The latest episode in O’Brien’s ongoing documentary series “Black in America,” “Great Expectations” will debut at 9 p.m. on Aug. 30. It will focus specifically on the education of black boys, with O’Brien’s crew following several individual children.
If you’ve ever wanted to take a peek inside a school built around a no-excuses culture, this is a golden opportunity. O’Brien isn’t known for pulling punches, and publicity for the episode suggests she puts hard questions both to Mahmoud’s fans and detractors alike.
Series began in 2008
A little background if you’re not familiar with the series: Airing in July 2008, the first two-part “Black in America” installment took a provocative look at the culture of African-American families in the United States. In part because O’Brien asks questions about topics that are infrequently aired before white audiences, it drew a record viewership.

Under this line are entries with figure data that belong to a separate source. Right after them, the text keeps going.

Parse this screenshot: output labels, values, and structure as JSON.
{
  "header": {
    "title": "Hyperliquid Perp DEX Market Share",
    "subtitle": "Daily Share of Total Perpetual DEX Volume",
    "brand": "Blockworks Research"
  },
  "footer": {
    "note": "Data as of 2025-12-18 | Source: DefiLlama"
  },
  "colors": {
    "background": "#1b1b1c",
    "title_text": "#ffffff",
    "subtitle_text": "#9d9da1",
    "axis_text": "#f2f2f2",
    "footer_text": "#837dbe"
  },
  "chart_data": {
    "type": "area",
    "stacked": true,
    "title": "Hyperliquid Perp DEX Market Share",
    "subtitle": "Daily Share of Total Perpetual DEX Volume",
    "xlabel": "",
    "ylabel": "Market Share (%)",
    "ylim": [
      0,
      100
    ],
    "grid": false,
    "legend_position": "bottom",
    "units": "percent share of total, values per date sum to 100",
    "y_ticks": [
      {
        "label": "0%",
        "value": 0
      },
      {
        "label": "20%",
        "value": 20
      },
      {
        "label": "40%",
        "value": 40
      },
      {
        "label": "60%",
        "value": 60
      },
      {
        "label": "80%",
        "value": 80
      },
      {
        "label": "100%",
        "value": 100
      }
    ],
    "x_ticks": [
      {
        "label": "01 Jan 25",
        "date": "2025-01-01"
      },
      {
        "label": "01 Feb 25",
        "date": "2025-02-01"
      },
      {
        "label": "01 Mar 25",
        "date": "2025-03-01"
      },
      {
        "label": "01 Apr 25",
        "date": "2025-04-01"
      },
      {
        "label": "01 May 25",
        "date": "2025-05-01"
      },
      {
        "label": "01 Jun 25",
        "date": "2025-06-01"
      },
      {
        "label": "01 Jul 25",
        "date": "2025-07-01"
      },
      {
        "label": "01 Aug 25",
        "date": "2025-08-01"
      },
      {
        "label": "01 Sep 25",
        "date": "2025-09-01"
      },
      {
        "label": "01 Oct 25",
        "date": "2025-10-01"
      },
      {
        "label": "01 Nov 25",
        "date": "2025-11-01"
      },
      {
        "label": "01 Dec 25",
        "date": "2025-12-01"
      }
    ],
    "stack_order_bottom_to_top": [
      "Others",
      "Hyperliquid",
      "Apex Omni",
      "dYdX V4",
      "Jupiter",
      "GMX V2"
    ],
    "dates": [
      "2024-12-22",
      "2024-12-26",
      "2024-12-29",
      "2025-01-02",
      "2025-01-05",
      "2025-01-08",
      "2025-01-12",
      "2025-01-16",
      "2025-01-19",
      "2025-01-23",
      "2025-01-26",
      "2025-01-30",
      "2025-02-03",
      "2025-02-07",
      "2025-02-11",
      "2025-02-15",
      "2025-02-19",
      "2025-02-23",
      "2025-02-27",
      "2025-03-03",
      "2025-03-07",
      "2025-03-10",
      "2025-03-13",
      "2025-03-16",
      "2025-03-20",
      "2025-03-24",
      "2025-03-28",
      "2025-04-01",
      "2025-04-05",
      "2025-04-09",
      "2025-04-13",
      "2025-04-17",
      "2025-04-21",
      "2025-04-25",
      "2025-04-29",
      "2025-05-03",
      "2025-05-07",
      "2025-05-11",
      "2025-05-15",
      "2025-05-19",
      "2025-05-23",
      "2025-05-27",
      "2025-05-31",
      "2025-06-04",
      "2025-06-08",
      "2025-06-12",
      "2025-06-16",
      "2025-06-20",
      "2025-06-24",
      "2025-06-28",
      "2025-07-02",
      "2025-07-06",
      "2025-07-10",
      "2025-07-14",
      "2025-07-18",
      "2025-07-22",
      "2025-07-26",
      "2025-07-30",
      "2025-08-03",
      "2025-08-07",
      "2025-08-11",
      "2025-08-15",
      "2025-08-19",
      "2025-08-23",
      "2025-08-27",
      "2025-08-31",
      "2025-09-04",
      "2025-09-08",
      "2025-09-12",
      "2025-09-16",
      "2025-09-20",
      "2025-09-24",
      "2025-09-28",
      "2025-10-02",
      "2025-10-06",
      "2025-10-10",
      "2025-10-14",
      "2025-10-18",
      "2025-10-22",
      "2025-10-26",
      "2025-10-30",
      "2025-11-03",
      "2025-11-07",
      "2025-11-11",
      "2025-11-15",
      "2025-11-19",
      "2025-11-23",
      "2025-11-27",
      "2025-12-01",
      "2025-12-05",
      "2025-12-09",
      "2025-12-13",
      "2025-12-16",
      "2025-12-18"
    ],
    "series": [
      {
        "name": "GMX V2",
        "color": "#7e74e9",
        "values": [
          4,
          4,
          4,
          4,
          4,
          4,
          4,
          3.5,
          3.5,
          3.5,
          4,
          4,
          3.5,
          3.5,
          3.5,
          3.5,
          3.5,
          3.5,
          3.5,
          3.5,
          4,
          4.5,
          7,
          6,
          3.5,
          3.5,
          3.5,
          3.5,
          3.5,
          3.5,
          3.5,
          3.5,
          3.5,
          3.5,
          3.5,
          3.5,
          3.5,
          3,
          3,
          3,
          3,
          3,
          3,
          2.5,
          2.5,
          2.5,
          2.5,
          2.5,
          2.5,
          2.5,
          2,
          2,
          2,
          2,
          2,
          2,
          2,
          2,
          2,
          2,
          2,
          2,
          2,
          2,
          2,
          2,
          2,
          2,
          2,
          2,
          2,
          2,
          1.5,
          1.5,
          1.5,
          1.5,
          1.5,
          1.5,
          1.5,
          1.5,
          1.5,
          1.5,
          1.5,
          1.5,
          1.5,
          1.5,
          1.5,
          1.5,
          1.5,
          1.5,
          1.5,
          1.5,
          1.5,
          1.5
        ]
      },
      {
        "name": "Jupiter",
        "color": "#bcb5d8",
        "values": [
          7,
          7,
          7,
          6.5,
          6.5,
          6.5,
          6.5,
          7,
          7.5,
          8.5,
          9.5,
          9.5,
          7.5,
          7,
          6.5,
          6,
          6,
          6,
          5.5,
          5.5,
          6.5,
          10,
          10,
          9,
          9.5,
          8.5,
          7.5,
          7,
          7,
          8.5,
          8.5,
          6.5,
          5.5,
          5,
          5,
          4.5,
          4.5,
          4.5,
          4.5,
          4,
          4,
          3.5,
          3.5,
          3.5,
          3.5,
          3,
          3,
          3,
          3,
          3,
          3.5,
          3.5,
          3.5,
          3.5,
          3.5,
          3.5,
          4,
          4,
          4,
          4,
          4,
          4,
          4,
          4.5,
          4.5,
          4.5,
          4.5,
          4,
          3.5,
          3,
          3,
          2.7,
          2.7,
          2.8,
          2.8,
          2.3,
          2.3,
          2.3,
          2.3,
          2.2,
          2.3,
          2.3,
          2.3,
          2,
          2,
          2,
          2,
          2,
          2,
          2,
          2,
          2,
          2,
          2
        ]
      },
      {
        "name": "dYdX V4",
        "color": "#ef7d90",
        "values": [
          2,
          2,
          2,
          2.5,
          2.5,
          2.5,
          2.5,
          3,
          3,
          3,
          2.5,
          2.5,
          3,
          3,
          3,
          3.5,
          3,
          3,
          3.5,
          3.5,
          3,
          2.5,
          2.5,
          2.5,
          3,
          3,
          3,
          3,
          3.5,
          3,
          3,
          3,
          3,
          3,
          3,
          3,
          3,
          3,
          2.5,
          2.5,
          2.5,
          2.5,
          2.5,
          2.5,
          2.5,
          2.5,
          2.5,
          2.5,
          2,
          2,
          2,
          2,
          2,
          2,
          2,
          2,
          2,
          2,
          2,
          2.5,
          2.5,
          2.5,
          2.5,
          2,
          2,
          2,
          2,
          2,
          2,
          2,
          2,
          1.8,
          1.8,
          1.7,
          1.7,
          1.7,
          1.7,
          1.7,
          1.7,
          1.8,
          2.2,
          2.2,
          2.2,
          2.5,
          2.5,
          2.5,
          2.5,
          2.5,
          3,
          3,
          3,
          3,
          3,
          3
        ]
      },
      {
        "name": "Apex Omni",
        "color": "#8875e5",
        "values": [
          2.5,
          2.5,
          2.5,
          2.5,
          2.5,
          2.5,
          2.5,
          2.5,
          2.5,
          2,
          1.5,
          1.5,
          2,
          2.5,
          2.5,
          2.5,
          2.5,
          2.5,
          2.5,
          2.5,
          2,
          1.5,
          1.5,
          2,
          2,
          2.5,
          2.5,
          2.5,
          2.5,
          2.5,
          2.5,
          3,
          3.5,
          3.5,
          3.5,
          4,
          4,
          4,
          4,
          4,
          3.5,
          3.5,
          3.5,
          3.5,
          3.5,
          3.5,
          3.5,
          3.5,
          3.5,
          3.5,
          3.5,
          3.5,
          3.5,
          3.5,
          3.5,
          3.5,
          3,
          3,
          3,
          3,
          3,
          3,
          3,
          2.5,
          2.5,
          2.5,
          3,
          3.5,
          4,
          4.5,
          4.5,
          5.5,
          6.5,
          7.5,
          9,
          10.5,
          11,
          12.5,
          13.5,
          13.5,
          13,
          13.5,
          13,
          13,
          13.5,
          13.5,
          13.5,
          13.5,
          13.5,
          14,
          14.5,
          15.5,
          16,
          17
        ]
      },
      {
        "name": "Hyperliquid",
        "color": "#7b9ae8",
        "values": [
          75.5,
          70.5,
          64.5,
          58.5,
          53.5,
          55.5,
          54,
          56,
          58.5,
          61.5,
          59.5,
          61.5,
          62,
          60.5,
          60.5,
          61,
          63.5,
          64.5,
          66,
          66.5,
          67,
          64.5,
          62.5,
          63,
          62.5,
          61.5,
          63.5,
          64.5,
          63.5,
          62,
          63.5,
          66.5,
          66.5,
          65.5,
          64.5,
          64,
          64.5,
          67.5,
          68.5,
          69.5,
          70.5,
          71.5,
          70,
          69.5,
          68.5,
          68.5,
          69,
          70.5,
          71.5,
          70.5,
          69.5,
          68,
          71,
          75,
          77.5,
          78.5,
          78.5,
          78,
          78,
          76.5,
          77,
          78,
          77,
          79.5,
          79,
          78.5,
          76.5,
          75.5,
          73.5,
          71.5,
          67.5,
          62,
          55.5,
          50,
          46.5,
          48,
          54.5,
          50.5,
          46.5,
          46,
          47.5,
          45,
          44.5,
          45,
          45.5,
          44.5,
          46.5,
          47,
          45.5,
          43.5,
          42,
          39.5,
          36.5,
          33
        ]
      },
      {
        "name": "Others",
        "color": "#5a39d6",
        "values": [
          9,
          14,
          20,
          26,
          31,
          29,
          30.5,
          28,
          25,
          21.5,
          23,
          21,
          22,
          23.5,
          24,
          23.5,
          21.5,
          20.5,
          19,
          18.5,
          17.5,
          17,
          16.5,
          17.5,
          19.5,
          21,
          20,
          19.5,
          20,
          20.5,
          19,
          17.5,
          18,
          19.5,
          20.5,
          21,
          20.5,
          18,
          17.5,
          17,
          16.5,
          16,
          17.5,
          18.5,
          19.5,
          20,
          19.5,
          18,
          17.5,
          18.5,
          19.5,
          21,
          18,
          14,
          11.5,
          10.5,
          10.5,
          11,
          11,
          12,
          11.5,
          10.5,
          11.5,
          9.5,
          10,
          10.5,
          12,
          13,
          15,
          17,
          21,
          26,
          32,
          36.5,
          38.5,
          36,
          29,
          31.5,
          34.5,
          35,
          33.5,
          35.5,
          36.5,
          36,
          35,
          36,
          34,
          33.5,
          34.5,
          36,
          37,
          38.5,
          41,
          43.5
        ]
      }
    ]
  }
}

If the video trailer that’s available on the series’ Facebook page is any indication, this month’s installment will be no exception. Mahmoud describes both the urgency of the problem and his belief that it’s a bridge-able gap. In the two-minute clip O’Brien goes straight for some of the thorniest questions, asking him whether high-performing charters such as his have re-segregated schools.
Minneapolis Public Schools (MPS) Superintendent Bernadeia Johnson opines that the worst of the gaps involves our collective expectations regarding black boys: “They’ve risen to the level we’ve expected them to,” she tells the camera.
Union leader and charter critic included
Other voices heard include Lynn Nordgren, president of the Minneapolis Federation of Teachers (MFT) and her MFT predecessor and charter critic Robert Panning-Miller.
Executive Director of the African American Leadership Forum and a former MPS board member, Chris Stewart was interviewed, but has yet to learn whether his remarks will be included in the broadcast. Word got out that the crew was here after cameras showed up at a contentious school board meeting and people began demanding a say, he said.
More interesting to him than whether his mug makes the cut is how O’Brien’s choices in terms of topics and subjects have begun linking African-American leaders who have success stories to share throughout the country.
“She seems intent on pursuing this,” said Stewart. “It’s like she’s building this network of African-Americans nationwide who are seeing each other do good work.”